## 🍫 Building a RAG indexing pipeline with Fondant

This repository demonstrates a Fondant data pipeline that ingests text
data into a vector database. The pipeline uses four reusable Fondant components.  
Additionally, we provide a Docker Compose setup for Weaviate, enabling local testing and
development.

### Pipeline overview

The primary goal of this sample is to showcase how you can use a Fondant pipeline and reusable
components to load, chunk and embed text, as well as ingest the text embeddings to a vector
database.
Pipeline Steps:

- [Data Loading](https://github.com/ml6team/fondant/tree/main/components/load_from_parquet): The
  pipeline begins by loading text data from a Parquet file, which serves as the
  source for subsequent processing. For the minimal example we are using a dataset from Huggingface.
- [Text Chunking](https://github.com/ml6team/fondant/tree/main/components/chunk_text): Text data is
  chunked into manageable sections to prepare it for embedding. This
  step
  is crucial for performant RAG systems.
- [Text Embedding](https://github.com/ml6team/fondant/tree/main/components/embed_text): We are using
  a small HuggingFace model for the generation of text embeddings.
  The `embed_text` component easily allows the usage of different models as well.
- [Write to Weaviate](https://github.com/ml6team/fondant/tree/main/components/index_weaviate): The
  final step of the pipeline involves writing the embedded text data to
  a Weaviate database.

In [None]:
# Setup your environment 
!pip install "fondant[docker]==0.6.2"

## Implement the pipeline

First of all, we need to initialize the pipeline, which includes specifying a name for your pipeline, providing a description, and setting a base_path. The base_path is used to store the pipeline artifacts and data generated by the components

In [None]:
from fondant.pipeline import ComponentOp, Pipeline

pipeline = Pipeline(
    pipeline_name="ingestion-pipeline",  # Add a unique pipeline name to easily track your progress and data
    pipeline_description="Pipeline to prepare and process data for building a RAG solution",
    base_path="./data-dir", # The demo pipelines uses a local directory to store the data.
)

For demonstration purposes, we will utilize a dataset available on Hugging Face. As such, we will use a reusable Fondant component `load_from_hf_hub`. The `load_from_hf_hub`` component is a generic one, which implies that we still need to customize the component specification file. We have to modify the dataframe schema defined in the produce section of the component.

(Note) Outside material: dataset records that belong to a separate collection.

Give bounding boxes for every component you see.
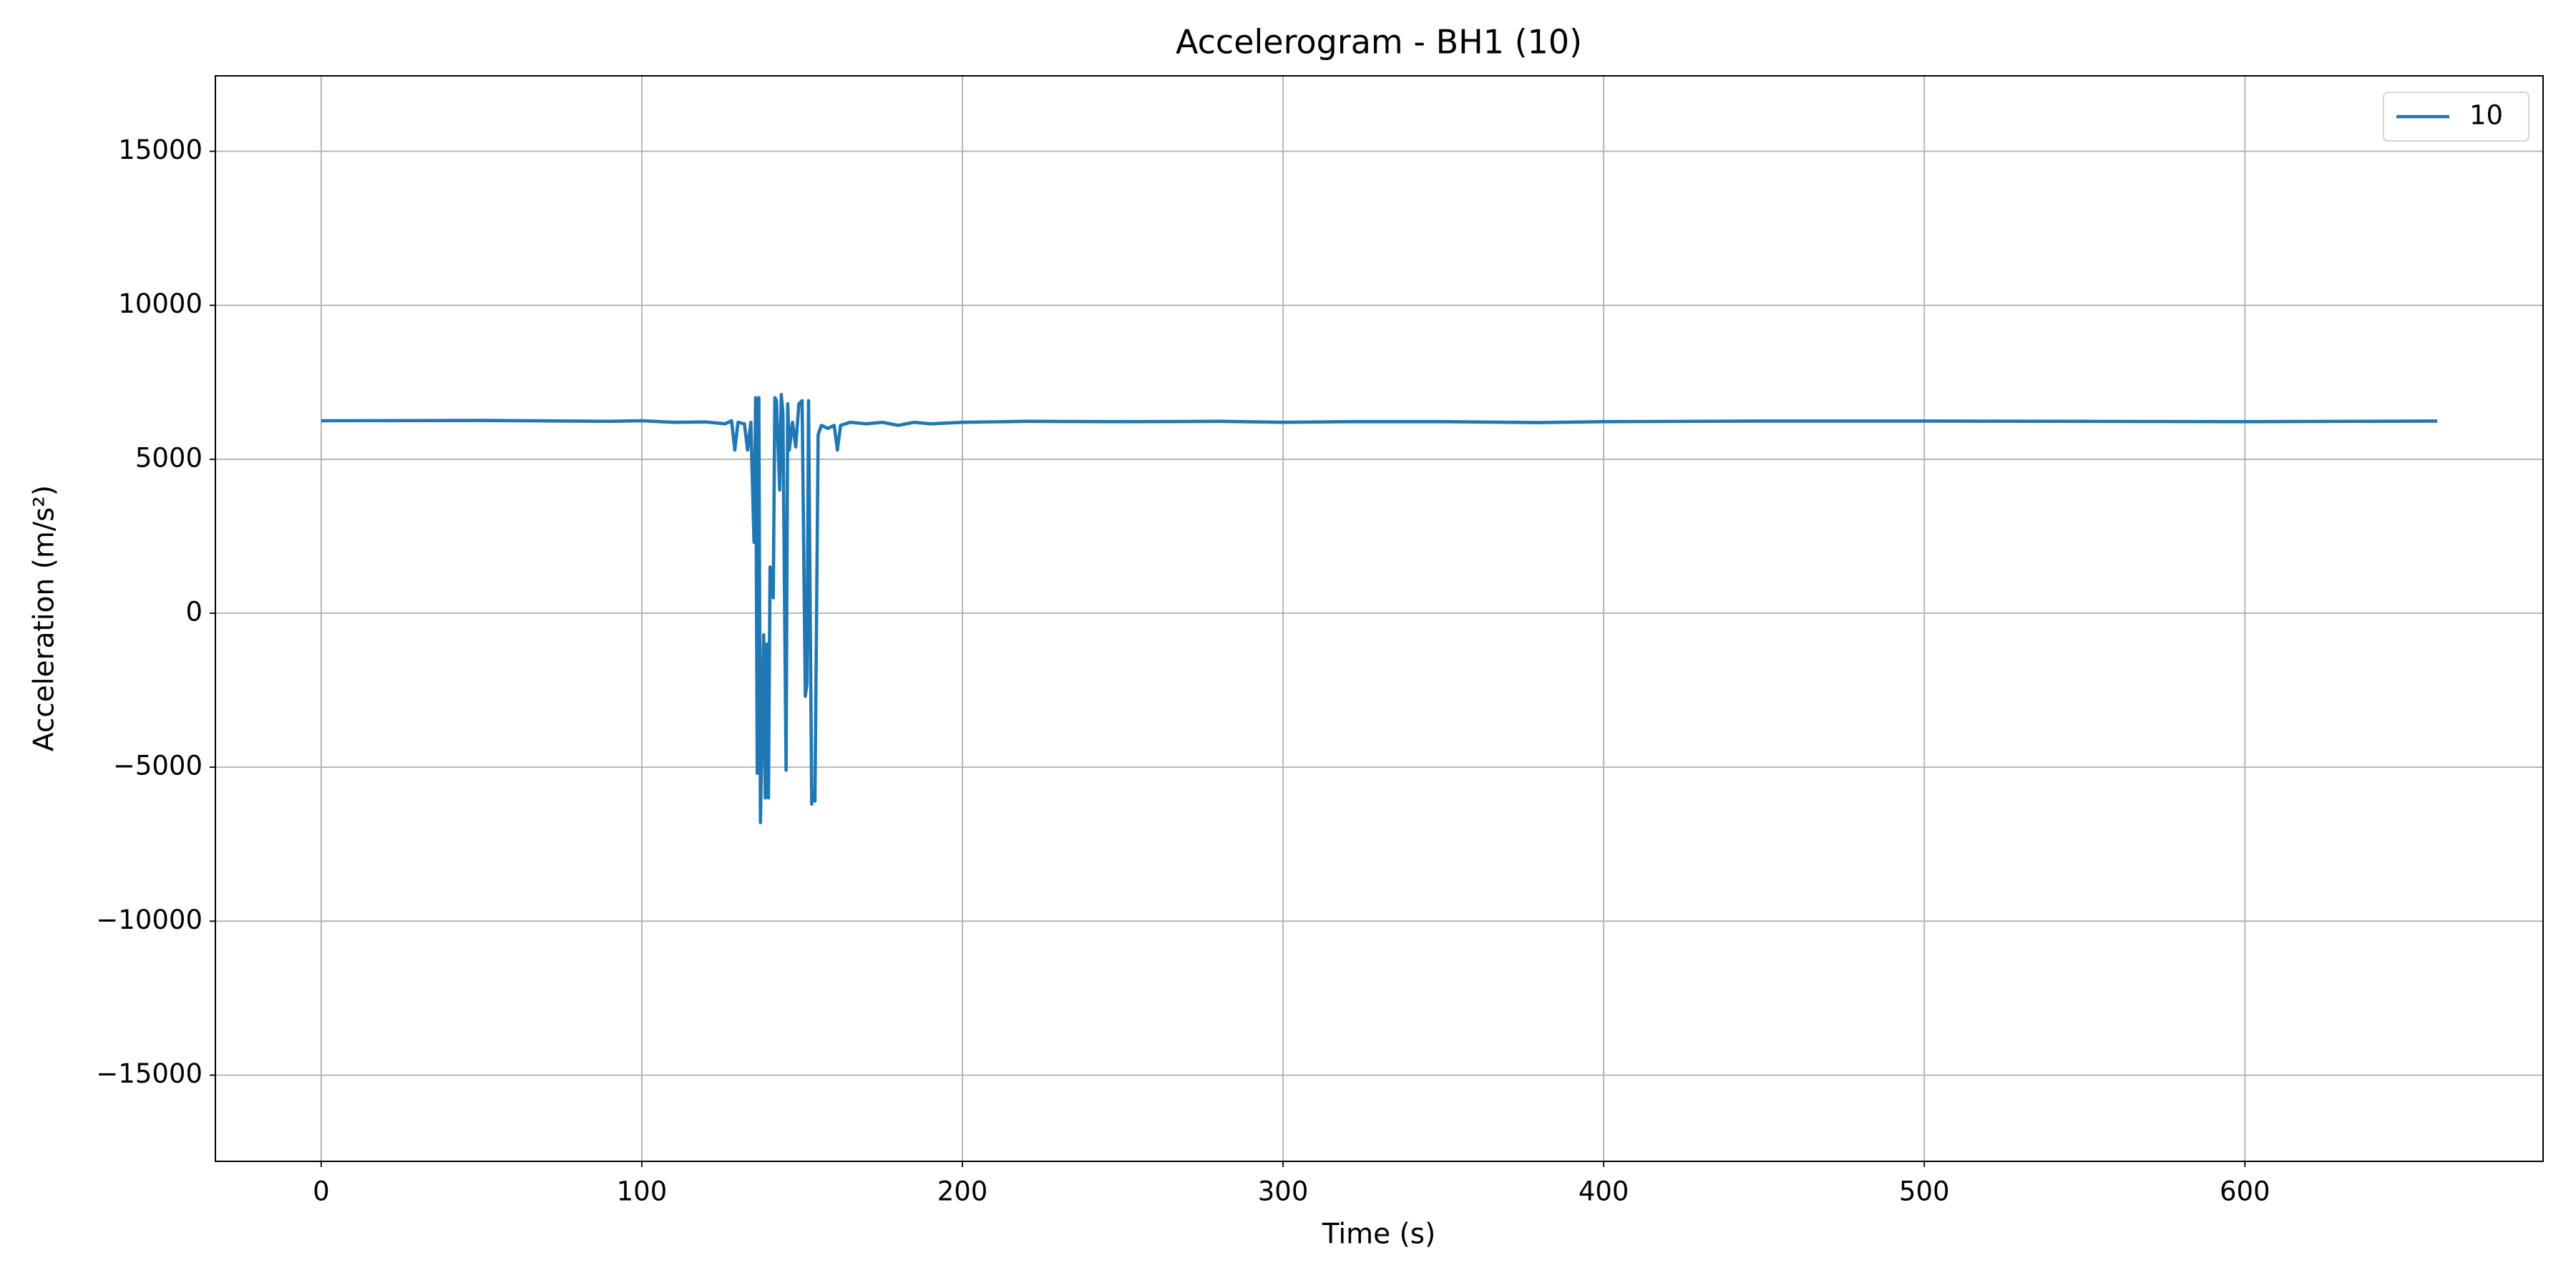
plot-frame [215,75,2544,1162]
chart-title: Accelerogram - BH1 (10) [1176,23,1582,62]
x-tick-label: 500 [1899,1176,1950,1207]
legend-box [2383,92,2529,142]
y-tick-label: −5000 [113,751,203,781]
x-tick-label: 200 [937,1176,988,1207]
y-tick-label: 10000 [118,288,203,319]
x-tick-label: 0 [313,1176,330,1207]
y-tick-label: −10000 [96,904,203,935]
y-tick-label: 5000 [135,442,203,473]
x-tick-label: 300 [1258,1176,1309,1207]
x-axis-label: Time (s) [1322,1219,1436,1251]
x-tick-label: 400 [1579,1176,1629,1207]
y-tick-label: 15000 [118,135,203,165]
x-tick-label: 100 [617,1176,668,1207]
x-tick-label: 600 [2220,1176,2270,1207]
y-axis-label: Acceleration (m/s²) [29,485,61,751]
legend-label: 10 [2469,100,2503,131]
y-tick-label: 0 [185,596,203,627]
y-tick-label: −15000 [96,1058,203,1089]
data-line [321,393,2438,824]
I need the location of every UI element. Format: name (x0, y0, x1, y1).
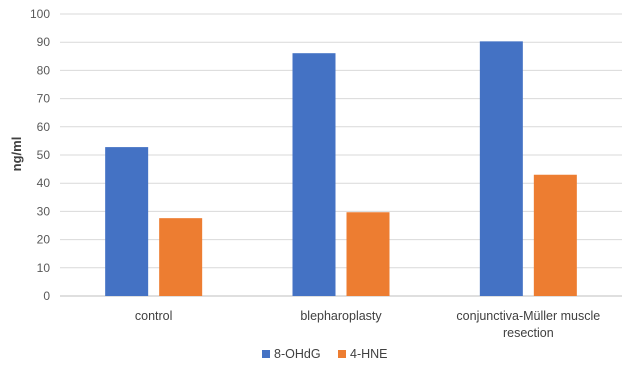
y-tick-label: 10 (37, 261, 51, 275)
legend-label: 8-OHdG (274, 347, 321, 361)
y-tick-label: 40 (37, 176, 51, 190)
y-tick-label: 90 (37, 35, 51, 49)
y-tick-label: 0 (43, 289, 50, 303)
y-tick-label: 30 (37, 204, 51, 218)
legend-swatch (262, 350, 270, 358)
x-category-label: conjunctiva-Müller muscle (456, 309, 600, 323)
legend: 8-OHdG 4-HNE (262, 347, 388, 361)
y-tick-label: 60 (37, 120, 51, 134)
y-tick-label: 70 (37, 92, 51, 106)
legend-label: 4-HNE (350, 347, 388, 361)
gridlines (60, 13, 622, 297)
y-tick-label: 80 (37, 63, 51, 77)
y-tick-label: 50 (37, 148, 51, 162)
bar-8-ohdg-0 (105, 147, 149, 296)
x-category-label: control (135, 309, 173, 323)
x-category-label: blepharoplasty (300, 309, 382, 323)
bars (105, 41, 577, 297)
y-tick-label: 20 (37, 233, 51, 247)
y-axis-ticks: 0 10 20 30 40 50 60 70 80 90 100 (30, 7, 50, 303)
x-category-label: resection (503, 326, 554, 340)
bar-8-ohdg-2 (479, 41, 523, 296)
bar-4-hne-1 (346, 212, 390, 296)
bar-4-hne-2 (533, 174, 577, 296)
y-tick-label: 100 (30, 7, 50, 21)
bar-8-ohdg-1 (292, 53, 336, 297)
bar-4-hne-0 (159, 218, 203, 296)
legend-swatch (338, 350, 346, 358)
x-axis-categories: control blepharoplasty conjunctiva-Müller … (135, 309, 600, 340)
y-axis-title: ng/ml (9, 137, 24, 172)
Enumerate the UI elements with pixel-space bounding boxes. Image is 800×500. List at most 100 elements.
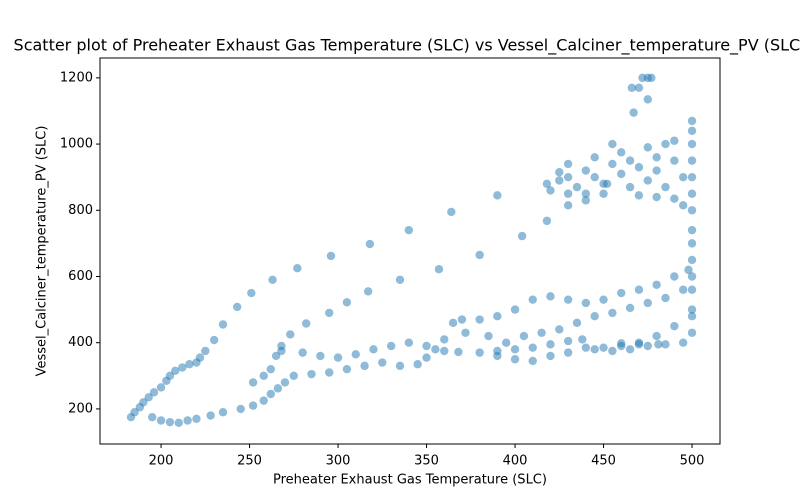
point [563,295,573,304]
point [608,159,617,169]
point [670,272,679,281]
point [590,345,599,354]
point [617,169,626,179]
point [652,153,661,162]
point [404,225,414,235]
point [156,416,166,425]
point [599,189,608,198]
point [634,163,644,172]
point [434,265,444,274]
point [625,303,635,313]
point [232,302,242,312]
point [248,378,258,387]
point [581,343,591,352]
point [581,196,591,205]
x-tick-label: 200 [149,454,174,469]
point [510,305,520,314]
point [563,172,573,182]
x-tick-label: 500 [680,454,705,469]
point [678,201,688,210]
point [413,360,422,369]
point [293,264,302,273]
point [572,182,582,192]
point [590,312,599,321]
point [501,338,511,347]
point [625,345,635,354]
point [271,351,281,361]
point [599,179,608,188]
point [542,179,552,188]
point [555,176,564,185]
point [457,315,467,324]
point [608,346,617,356]
point [517,231,527,241]
point [148,412,157,422]
point [546,340,555,349]
point [178,363,187,372]
point [493,312,502,321]
point [687,172,697,182]
point [608,139,617,149]
point [404,338,414,347]
point [431,345,440,354]
point [307,369,316,379]
point [386,341,396,351]
point [546,351,555,361]
point [369,345,378,354]
point [617,148,626,157]
point [687,139,697,149]
point [555,325,564,334]
point [555,168,564,177]
x-tick-label: 300 [326,454,351,469]
chart-title: Scatter plot of Preheater Exhaust Gas Te… [14,36,800,56]
point [192,414,201,424]
point [563,159,573,169]
point [342,298,352,307]
point [684,265,693,275]
point [440,335,449,344]
point [563,201,573,210]
point [528,343,537,352]
point [687,255,697,265]
point [218,320,228,329]
y-tick-label: 400 [68,335,93,350]
y-axis-label: Vessel_Calciner_temperature_PV (SLC) [35,126,50,377]
point [578,335,587,344]
point [298,348,307,357]
point [634,83,644,92]
point [301,319,311,328]
point [259,396,268,405]
point [581,166,591,175]
point [617,288,626,298]
point [599,295,608,304]
point [634,285,644,294]
point [670,321,679,331]
point [171,366,180,376]
y-tick-label: 600 [68,269,93,284]
point [634,340,644,349]
point [475,250,484,260]
x-axis-label: Preheater Exhaust Gas Temperature (SLC) [273,473,547,488]
point [687,305,697,314]
point [546,292,555,301]
point [546,186,555,195]
point [581,189,591,198]
point [156,383,166,392]
point [236,404,245,414]
point [670,136,679,145]
point [572,318,582,328]
plot-frame [99,57,721,445]
point [661,293,670,303]
point [563,348,573,357]
point [590,153,599,162]
point [687,239,697,248]
x-tick-label: 350 [414,454,439,469]
point [563,336,573,346]
point [661,139,670,149]
point [678,338,688,347]
point [687,116,697,126]
point [448,318,458,328]
point [687,126,697,136]
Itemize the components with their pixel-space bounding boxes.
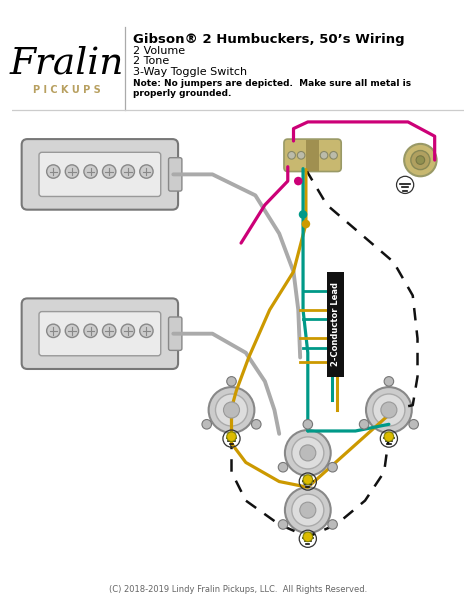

To achieve this, we can create a `fondant_component.yaml` file in the directory `components/load_from_hf_hub` with the following content:

In [None]:
%%writefile components/load_from_hf_hub/fondant_component.yaml
name: Load from huggingface hub
description: Component that loads a dataset from huggingface hub
image: fndnt/load_from_hf_hub:0.6.2

produces:
  text:
    fields:
      data:
        type: string

args:
  dataset_name:
    description: Name of dataset on the hub
    type: str
  column_name_mapping:
    description: Mapping of the consumed hub dataset to fondant column names
    type: dict
    default: {}
  image_column_names:
    description: Optional argument, a list containing the original image column names in case the 
      dataset on the hub contains them. Used to format the image from HF hub format to a byte string.
    type: list
    default: []
  n_rows_to_load:
    description: Optional argument that defines the number of rows to load. Useful for testing pipeline runs on a small scale
    type: int
    default: None
  index_column:
    description: Column to set index to in the load component, if not specified a default globally unique index will be set
    type: str
    default: None


Afterwards, we can initialize the component and add it to our pipeline.

In [None]:
load_from_hf_hub = ComponentOp(
    component_dir="components/load_from_hf_hub",
    arguments={
        # Add arguments
        "dataset_name": "wikitext@~parquet",
        # Define the column mapping between the huggingface dataset and the Fondant dataframe
        "column_name_mapping": {
            "text": "text_data"
        },
        "n_rows_to_load": 10
    }
)

pipeline.add_op(load_from_hf_hub)

Now, our pipeline consists of a single component that loads the dataset from HuggingFace Hub. We can proceed to add the other components. All of them are reusable components, and we can initialize them using the `ComponentOp.from_registry(...)` method.

In [None]:
chunk_text_op = ComponentOp.from_registry(
    name="chunk_text",
    arguments={
        "chunk_size": 512,
        "chunk_overlap": 32,
    }
)

embed_text_op = ComponentOp.from_registry(
    name="embed_text",
    arguments={
        "model_provider": "huggingface",
        "model": "all-MiniLM-L6-v2",
    }
)

index_weaviate_op = ComponentOp.from_registry(
    name="index_weaviate",
    arguments={
        "weaviate_url": "http://host.docker.internal:8080",
        "class_name": "index",  # Add a unique class name to show up on the leaderboard
    }
)

Now, we can use the components in our pipeline. It is important to note that we will define dependencies between the pipeline steps.

In [None]:
pipeline.add_op(chunk_text_op, dependencies=load_from_hf_hub)
pipeline.add_op(embed_text_op, dependencies=chunk_text_op)
pipeline.add_op(index_weaviate_op, dependencies=embed_text_op)

## Execute the pipeline

The pipeline will load and process text data, then ingest the processed data into a vector database. Before executing the pipeline, we need to start the Weaviate database. Otherwise the pipeline execution will fail.

To do this, we can utilize the Docker setup provided in the `weaviate` folder.

In [None]:
!docker compose -f weaviate/docker-compose.yaml up --detach

Finally, we can execute our pipeline. Fondant provides various executors, and in this case, we are using the LocalRunner, which utilizes Docker under the hood.

In [None]:
from fondant.compiler import DockerCompiler
from fondant.runner import DockerRunner

DockerCompiler().compile(pipeline, output_path="docker-compose.yaml")
DockerRunner().run("docker-compose.yaml")

## Exploring the dataset

You can also explore the dataset using the fondant explorer, this enables you to visualize your output dataset at each component step.

In [None]:
from fondant.explorer import run_explorer_app

run_explorer_app(
    base_path="./data-dir",
    container="fndnt/data_explorer",
    tag="latest",
    port=8501
)